It’s been a couple of weeks since the parliamentary report on medically-assisted dying was released. Andrew Coyne has IMO written some pretty perceptive columns on the the topic; for example, he accurately foresaw the impossibility of limiting medically-assisted death to the (ostensibly) limited conditions set out in the SC’s Carter decision — and lo the parliamentary committee recommended very permissive / little regulation of medically-assisted death. We’ve now heard that the Catholic Archdioceses state that it will not offer medically-assisted death in its hospitals, the Royal College released a framework for its physicians in January in advance of the report…. etc.
I don’t normally write on normative topics (it’s not my strength to the extent that I have any strengths), but this whole debate has really reminded me of Isaiah Berlin’s famous essay on negative and positive liberty. I wrote to Coyne at one point suggesting that medically-assisted death must (despite the SC’s assurances) ultimately rest on a positive right (and I think brewing tensions with Catholic-governed hospitals and conscientiously-objecting doctors must eventually bring this dilemma to the SC’s doorsteps). Here’s what I wrote to Coyne after one of his topics on the subject (one that predicted that medically-assisted death would become normalized in the sense that it would be available to all and at public expense).
Dear Mr. Coyne,
I thought your column on assisted suicide was interesting & provocative, and it was the penultimate sentence that I thought most interesting & provocative: “No longer something to be discouraged, stigmatized as an act of individual aberrance, it will henceforth be a social act in which others are expected to assist.”
The last clause in this sentence (“in which others are expected to assist”) is especially noteworthy because it suggests that what we are wrestling with is – at the limit – the recognition of a positive right to assisted suicide, and not merely a negative right that those assisting in a suicide be free from state prosecution.

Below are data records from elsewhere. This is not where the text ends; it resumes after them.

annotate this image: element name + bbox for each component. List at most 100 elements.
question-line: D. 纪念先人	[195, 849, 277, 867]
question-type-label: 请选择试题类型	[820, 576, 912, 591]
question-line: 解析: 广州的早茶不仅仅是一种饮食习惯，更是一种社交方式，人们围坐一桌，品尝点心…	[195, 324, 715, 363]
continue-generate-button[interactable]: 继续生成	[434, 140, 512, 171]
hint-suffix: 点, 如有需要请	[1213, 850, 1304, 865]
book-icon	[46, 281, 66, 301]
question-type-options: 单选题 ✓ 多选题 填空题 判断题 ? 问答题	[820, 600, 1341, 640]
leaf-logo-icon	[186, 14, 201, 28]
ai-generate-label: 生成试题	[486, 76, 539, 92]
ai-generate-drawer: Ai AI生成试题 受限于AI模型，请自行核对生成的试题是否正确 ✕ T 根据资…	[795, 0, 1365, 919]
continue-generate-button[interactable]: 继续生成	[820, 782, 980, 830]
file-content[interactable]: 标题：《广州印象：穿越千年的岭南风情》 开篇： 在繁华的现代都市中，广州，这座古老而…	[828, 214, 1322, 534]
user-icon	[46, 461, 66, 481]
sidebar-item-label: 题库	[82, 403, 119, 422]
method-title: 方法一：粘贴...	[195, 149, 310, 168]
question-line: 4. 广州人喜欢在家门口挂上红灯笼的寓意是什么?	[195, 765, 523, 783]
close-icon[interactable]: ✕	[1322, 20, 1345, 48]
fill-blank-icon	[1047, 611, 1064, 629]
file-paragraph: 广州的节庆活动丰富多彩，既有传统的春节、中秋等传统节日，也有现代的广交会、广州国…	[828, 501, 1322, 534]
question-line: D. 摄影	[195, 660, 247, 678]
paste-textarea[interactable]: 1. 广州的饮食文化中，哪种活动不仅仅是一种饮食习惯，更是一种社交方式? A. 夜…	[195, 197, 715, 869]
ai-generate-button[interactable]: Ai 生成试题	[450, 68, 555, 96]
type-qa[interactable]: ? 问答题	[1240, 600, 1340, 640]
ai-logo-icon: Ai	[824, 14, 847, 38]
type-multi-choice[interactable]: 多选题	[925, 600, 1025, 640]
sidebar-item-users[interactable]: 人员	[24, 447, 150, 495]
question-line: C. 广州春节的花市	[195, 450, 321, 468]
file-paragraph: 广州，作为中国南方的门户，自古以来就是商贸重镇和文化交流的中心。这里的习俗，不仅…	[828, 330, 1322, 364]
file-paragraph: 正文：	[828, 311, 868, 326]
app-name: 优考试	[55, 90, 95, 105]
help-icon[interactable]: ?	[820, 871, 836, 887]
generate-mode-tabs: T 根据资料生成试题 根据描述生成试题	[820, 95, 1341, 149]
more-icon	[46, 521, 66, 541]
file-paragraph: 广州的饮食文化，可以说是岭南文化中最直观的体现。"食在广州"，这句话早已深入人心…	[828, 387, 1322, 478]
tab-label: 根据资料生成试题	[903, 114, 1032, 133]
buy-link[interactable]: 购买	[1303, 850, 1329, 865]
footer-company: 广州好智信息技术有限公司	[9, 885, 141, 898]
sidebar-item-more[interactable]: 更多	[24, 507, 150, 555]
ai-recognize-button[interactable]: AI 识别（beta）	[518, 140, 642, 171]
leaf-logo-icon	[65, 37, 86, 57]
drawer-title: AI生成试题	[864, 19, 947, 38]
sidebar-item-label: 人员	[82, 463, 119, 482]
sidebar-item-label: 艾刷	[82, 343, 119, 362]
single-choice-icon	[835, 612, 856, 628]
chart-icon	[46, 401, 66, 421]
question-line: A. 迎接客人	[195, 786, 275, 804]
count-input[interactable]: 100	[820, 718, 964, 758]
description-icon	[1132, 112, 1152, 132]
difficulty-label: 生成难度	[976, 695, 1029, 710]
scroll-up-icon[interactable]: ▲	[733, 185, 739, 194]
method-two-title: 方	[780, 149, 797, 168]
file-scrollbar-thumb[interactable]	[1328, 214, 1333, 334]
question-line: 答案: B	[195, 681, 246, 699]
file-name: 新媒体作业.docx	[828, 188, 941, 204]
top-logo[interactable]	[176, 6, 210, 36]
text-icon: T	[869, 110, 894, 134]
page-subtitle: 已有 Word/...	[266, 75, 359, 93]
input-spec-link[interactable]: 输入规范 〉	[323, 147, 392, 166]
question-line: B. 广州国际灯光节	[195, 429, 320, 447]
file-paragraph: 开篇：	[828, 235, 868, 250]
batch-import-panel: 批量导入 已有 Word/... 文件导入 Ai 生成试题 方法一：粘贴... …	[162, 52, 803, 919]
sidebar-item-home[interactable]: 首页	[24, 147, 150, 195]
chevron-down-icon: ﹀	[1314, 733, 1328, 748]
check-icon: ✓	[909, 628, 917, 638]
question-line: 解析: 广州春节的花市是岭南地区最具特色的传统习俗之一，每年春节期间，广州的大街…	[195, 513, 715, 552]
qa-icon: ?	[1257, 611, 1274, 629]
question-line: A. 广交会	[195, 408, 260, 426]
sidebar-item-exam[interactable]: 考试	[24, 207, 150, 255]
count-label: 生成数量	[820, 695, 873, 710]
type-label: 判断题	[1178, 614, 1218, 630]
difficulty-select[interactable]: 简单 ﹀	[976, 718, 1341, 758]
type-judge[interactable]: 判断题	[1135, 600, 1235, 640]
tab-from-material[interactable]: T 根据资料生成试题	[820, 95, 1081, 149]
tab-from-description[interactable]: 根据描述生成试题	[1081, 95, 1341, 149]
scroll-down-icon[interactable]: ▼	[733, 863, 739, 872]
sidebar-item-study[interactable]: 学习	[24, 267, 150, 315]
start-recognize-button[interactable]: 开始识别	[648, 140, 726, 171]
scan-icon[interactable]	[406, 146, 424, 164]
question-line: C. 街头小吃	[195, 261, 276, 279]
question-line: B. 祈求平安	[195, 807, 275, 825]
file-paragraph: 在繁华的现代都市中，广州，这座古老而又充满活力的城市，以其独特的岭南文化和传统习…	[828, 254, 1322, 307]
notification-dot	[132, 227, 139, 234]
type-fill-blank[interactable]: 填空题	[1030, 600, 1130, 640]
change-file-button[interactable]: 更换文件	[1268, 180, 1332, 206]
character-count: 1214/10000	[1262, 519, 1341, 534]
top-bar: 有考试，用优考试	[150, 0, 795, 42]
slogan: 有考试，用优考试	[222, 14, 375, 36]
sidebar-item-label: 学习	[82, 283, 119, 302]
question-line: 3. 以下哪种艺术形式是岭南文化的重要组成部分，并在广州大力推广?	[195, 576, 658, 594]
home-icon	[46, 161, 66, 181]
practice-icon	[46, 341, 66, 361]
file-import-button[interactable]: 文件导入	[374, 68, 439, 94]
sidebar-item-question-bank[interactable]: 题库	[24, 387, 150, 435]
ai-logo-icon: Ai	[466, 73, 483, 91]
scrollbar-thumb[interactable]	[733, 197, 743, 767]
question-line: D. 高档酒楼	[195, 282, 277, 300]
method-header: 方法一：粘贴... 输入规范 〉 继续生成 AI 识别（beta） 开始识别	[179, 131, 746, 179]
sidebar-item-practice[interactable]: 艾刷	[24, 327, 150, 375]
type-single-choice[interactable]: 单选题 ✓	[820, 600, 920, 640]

My own thinking on this matter is that the latter, the negative right to assist a suicide free from state prosecution, is logically insufficient to meet the demands of those who want death with dignity. If A, who is wholly incapacitated, requests assistance from B to end A’s life, and B refuses (perhaps because B has a strong moral objections to participating in any suicide), then A does not in any practical sense have a right to assisted suicide. Such a right can only be secured if the state compels B to assist A — and this implies that B’s liberty is sacrificed to A’s right.
Now it might be argued that A could always find another actor, C, to help end A’s life, but this clouds rather than pins down the precise nature and limit of A’s right, and it allows us to avoid contemplating how we ought to weigh A’s request against B’s moral autonomy, and what ought to be the state’s role in balancing A’s right and B’s liberty.
I have not seen much consideration of this aspect of the issue. instead the argument is cast in terms of the individual’s freedom – from the state’s interference, no less – to end their life as they see fit. The irony – if my analysis is correct – is that what is really being requested is, in fact, for the state to actively involve itself in helping people end their lives. And if we grant that B’s refusal to assist A has merit, then the state’s involvement in such affairs risks being quite illiberal.
Sincerely,
CK
Epilogue: Let me humbly suggest that this is a topic on which every one of us will, at one point, be hypocrites. It’s just a tough, tough issue.